According to the College Board’s 2013 Trends in Student Aid report, released in conjunction with the Trends in College Pricing report, total national average aid in the 2011–12 academic year was $15,696; in 2012–13 it decreased $163 to $15,533. These figures include national averages for several forms of aid, ranging from private student loans to subsidized and unsubsidized federal loans and education tax benefits.
This year’s percent increase in college tuition is the lowest it has been since the mid 1970s. College tuition and fees, however, are still rising faster than U.S. inflation. The Consumer Price Index (CPI) is a tool used by the Bureau of Labor Statistics to measure inflation; according to the Bureau’s website, the CPI program “produces monthly data on changes in the prices paid by urban consumers for a representative basket of goods and services.”
The CPI increased from 230.79 in May 2012 to 232.945 in August 2013, an increase of about 1 percent. This is significantly lower than the increase in college price reported by the College Board.
At the beginning of every spring semester, Carnegie Mellon announces the tuition and fees for the upcoming academic year.
In February, a campus-wide email sent out by Vice President for Campus Affairs Michael Murphy announced that there would be a 4 percent increase in new undergraduate tuition rates and a 3 percent increase for current students for the 2013–14 year.
Over the past 10 years, the university has consistently increased tuition by between $1,000 and $3,000 each year. For an incoming, full-time, resident student in 2006, tuition was $41,608. Full-time resident students entering in 2013 had a tuition of $46,670. This figure does not include room and board and other fees.
This figure is in line with many of Carnegie Mellon’s peer institutions. Washington University in St. Louis, for example, charges $42,500 for tuition alone. According to an article in Wash.

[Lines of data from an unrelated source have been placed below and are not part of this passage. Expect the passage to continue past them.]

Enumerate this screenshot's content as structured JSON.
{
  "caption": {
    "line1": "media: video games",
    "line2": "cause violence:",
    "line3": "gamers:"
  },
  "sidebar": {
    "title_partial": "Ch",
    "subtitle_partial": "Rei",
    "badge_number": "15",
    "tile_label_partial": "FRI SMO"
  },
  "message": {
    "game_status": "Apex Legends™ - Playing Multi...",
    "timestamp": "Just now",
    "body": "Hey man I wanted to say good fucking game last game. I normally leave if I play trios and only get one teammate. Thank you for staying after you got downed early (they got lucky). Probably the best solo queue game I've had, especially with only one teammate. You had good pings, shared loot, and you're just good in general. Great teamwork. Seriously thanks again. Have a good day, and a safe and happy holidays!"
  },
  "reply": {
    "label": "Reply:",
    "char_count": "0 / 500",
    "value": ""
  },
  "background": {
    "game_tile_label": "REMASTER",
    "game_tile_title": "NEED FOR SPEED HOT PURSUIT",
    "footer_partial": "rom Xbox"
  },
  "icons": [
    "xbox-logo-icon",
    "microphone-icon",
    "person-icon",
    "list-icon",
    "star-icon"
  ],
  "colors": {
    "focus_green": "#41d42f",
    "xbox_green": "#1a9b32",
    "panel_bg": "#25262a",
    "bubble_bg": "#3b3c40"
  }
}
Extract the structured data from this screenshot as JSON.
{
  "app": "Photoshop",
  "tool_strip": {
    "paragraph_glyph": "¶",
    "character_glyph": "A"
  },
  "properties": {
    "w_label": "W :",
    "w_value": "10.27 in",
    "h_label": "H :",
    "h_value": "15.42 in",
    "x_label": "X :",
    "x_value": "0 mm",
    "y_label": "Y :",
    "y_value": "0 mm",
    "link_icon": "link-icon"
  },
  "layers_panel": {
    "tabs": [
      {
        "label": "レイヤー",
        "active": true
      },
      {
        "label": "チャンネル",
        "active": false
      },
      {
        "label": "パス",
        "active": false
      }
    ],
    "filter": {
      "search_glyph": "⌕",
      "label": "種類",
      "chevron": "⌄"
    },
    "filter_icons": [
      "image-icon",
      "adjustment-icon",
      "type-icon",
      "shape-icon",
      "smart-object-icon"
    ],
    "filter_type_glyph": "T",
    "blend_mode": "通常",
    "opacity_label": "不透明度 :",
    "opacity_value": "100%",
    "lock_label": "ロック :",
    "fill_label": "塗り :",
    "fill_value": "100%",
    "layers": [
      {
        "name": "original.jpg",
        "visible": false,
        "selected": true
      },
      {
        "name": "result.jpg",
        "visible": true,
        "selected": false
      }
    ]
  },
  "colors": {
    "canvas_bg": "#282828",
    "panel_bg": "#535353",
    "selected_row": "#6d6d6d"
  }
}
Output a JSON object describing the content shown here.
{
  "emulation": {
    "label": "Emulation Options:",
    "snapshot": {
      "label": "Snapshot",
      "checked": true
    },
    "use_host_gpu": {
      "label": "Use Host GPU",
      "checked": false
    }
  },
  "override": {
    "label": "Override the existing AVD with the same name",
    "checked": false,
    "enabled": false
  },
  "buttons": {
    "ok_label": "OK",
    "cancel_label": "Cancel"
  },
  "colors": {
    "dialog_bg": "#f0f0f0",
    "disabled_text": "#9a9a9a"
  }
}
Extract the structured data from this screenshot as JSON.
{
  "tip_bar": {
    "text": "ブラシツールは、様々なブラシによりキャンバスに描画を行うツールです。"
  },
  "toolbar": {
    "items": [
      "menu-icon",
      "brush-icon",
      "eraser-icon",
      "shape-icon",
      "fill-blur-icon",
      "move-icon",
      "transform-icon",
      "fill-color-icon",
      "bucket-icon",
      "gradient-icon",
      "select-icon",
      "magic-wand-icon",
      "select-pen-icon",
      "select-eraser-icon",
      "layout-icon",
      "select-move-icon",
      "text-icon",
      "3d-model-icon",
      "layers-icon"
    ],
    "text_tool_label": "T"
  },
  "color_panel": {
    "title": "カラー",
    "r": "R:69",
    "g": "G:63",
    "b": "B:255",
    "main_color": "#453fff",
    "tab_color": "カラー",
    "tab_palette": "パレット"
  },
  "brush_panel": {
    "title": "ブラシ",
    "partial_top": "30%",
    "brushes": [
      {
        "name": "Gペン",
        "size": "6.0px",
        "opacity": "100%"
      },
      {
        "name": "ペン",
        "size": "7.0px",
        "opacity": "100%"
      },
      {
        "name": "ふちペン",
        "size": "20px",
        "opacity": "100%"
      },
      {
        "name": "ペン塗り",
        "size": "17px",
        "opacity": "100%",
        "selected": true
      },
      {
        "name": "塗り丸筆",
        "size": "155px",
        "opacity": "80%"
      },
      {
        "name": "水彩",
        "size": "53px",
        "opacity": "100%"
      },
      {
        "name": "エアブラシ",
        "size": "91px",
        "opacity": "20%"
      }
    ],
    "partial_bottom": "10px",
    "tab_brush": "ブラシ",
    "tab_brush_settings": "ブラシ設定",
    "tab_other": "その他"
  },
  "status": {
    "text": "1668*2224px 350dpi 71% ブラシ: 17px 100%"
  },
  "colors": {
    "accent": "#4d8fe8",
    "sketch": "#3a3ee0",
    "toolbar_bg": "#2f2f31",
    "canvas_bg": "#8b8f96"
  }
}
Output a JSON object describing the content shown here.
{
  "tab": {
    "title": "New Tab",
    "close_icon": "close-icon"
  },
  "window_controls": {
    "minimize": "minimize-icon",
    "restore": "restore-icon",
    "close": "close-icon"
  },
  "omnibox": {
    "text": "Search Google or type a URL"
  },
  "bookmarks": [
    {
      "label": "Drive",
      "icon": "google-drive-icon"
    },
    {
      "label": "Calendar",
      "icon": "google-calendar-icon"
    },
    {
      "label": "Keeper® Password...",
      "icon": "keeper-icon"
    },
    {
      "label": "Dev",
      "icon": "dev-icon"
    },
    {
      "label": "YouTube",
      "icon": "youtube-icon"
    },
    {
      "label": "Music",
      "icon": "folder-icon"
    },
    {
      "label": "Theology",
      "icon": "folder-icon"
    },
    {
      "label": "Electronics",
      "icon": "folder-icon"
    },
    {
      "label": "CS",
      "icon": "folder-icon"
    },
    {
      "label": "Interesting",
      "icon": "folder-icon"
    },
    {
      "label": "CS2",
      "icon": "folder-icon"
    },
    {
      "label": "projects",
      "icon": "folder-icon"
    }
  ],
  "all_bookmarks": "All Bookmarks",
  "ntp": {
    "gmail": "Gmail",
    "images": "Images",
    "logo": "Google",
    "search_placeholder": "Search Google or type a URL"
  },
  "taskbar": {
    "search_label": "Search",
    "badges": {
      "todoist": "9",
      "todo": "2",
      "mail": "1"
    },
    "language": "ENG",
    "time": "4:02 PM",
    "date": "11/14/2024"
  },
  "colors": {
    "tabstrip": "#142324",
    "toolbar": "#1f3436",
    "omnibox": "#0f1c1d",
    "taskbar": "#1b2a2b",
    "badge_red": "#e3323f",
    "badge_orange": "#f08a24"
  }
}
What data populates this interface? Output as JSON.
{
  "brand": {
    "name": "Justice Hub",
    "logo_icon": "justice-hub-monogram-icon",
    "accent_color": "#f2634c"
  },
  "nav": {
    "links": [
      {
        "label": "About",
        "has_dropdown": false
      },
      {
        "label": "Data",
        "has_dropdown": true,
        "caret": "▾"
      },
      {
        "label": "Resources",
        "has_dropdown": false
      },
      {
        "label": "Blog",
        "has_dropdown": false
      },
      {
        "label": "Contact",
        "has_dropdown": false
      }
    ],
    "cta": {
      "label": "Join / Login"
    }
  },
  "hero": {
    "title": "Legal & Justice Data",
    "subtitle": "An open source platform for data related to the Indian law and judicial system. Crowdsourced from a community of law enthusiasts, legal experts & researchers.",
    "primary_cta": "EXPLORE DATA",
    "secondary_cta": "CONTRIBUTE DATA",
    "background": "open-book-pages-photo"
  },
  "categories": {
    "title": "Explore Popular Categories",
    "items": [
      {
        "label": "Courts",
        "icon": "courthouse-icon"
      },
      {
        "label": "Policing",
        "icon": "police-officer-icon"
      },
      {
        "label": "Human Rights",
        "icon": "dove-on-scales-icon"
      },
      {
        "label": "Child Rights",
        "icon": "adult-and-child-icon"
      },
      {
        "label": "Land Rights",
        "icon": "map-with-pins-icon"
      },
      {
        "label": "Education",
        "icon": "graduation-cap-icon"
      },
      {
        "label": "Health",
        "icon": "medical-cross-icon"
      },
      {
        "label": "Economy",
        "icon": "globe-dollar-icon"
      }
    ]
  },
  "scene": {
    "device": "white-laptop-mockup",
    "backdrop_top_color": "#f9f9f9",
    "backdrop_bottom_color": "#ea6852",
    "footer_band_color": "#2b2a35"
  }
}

U.’s Newsroom, this is a 3.8 percent increase from the previous year.
At New York University, tuition for an undergraduate student entering the College of Arts and Sciences in 2013 was $42,472.
At the University of Rochester, according to their website, tuition increased 3.9 percent from $42,890 to $44,580 for the current academic year.
Regarding financial aid, the university reports that it gave out 5,393 scholarships for the 2012–13 year, with an average award sum of $17,911.20 per person.